Tribune libre

La Réunion, territoire oublié de la République française ?

photo RB imaz Press Réunion

Le mouvement des " gilets jaunes " à la Réunion met sur le devant de la scène l’impasse de développement territorial dans laquelle se situerait l’île et le manque de visions à long terme des décideurs politiques locaux en matière de démocratie, d’économie et d’écologie.

Alors qu'Annick Girardin s'est rendue à nouveau sur l'île de la Réunion ce mardi 19 mars pour "dresser un bilan avec le mouvement des 'gilets jaunes' ", alors que l'île est à nouveau sur le devant de la scène suite à une polémique lancée par Brigitte Bardot qualifiant la population réunionnaise de "sauvages", l'attention qui lui est accordée dans les médias, et par la classe politique demeure opportuniste et marginalisée. Pourtant sa situation et le récent mouvement des "gilets jaunes" sur place devraient nous interpeller à bien des égards.

Dans cet article, nous, deux jeunes militants originaires de l'île de la Réunion, dressons une ébauche d'analyse de la situation socio-économique et écologique de l'île et tentons d'expliquer les ferments de la mobilisation des gilets jaunes. Il est notamment mis en évidence que :

- En 2017, le taux de couverture de l’île (à savoir le rapport entre la valeur des exportations et celle des importations) est de seulement 5,8%.

- La monoculture sucrière représente 210 000 tonnes de sucre déversées sur le marché chaque année, dont plus de 90% pour le seul marché européen.

- La Réunion est le deuxième département français le plus consommateur de pesticides par hectare en 2017.

- Le mix énergétique réunionnais repose pour 86,1% sur l’importation d’énergies fossiles.

- L’île de la Réunion se situe très exactement en troisième position des lieux les plus déficitaires du monde en termes écologiques avec à savoir 2820% de déficit.

Alors candidat à l’élection présidentielle Emmanuel Macron dira dans son programme vouloir " libérer les énergies et les possibilités de développement " afin de " moderniser l’économie réunionnaise " et " réconcilier croissance et écologie ".

A l'heure actuelle, 40 % des Réunionnais vivent en dessous du seuil de pauvreté métropolitain, soit plus de 330 000 personnes sur un territoire qui compte 865.000 habitants. Le taux de pauvreté demeure ainsi trois fois plus élevé à la Réunion qu’en France métropolitaine où il est de 14 %. Le manque d’emplois et de revenus d’activité qui en découlent en sont la première cause. En effet, seuls 45 % des 15-64 ans disposent d’un emploi, soit 19% de moins qu’en métropole. Chez les 15-24 ans c’est bien pire avec un taux de chômage de 56,2% mesuré en 2014.

Mesurées par l’indice de Gini, les inégalités de revenus sont ainsi 30 % plus élevées à La Réunion.

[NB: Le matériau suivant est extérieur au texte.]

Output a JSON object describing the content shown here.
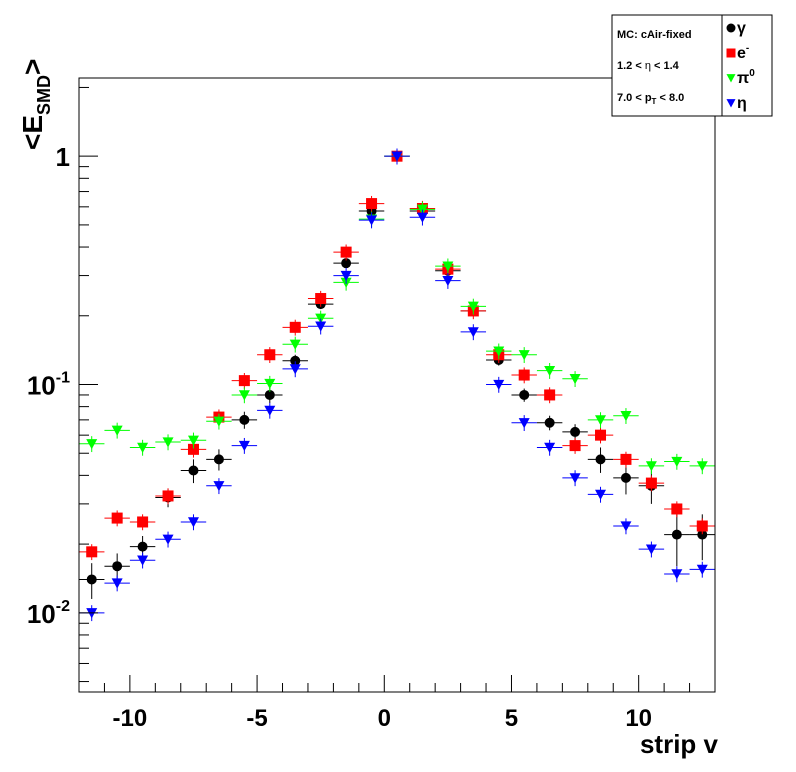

Après Paris, La Réunion est le deuxième département français le plus inégalitaire, juste devant les Hauts-de-Seine.

Les 20 % des Réunionnais les plus modestes ne disposent que de 7 % de la masse des revenus disponibles, tandis que les 20 % les plus riches s’en partagent 42%. Ajoutez à cela un coût de la vie en moyenne 7,1% plus cher à la Réunion.

Il est alors aisé de comprendre le caractère explosif de la situation sociale réunionnaise et la mobilisation des gilets jaunes sur les questions d’inégalités ou encore de pouvoir d’achat.

La Réunion est un territoire d'une richesse inouïe, tant par son histoire, son métissage culture, ses traditions que par sa richesse agricole. Son avenir mérite mieux que de basses ambitions politiques, sous influence des lobbies automobiles et financiers qui bloquent les potentiels énormes de ce territoire.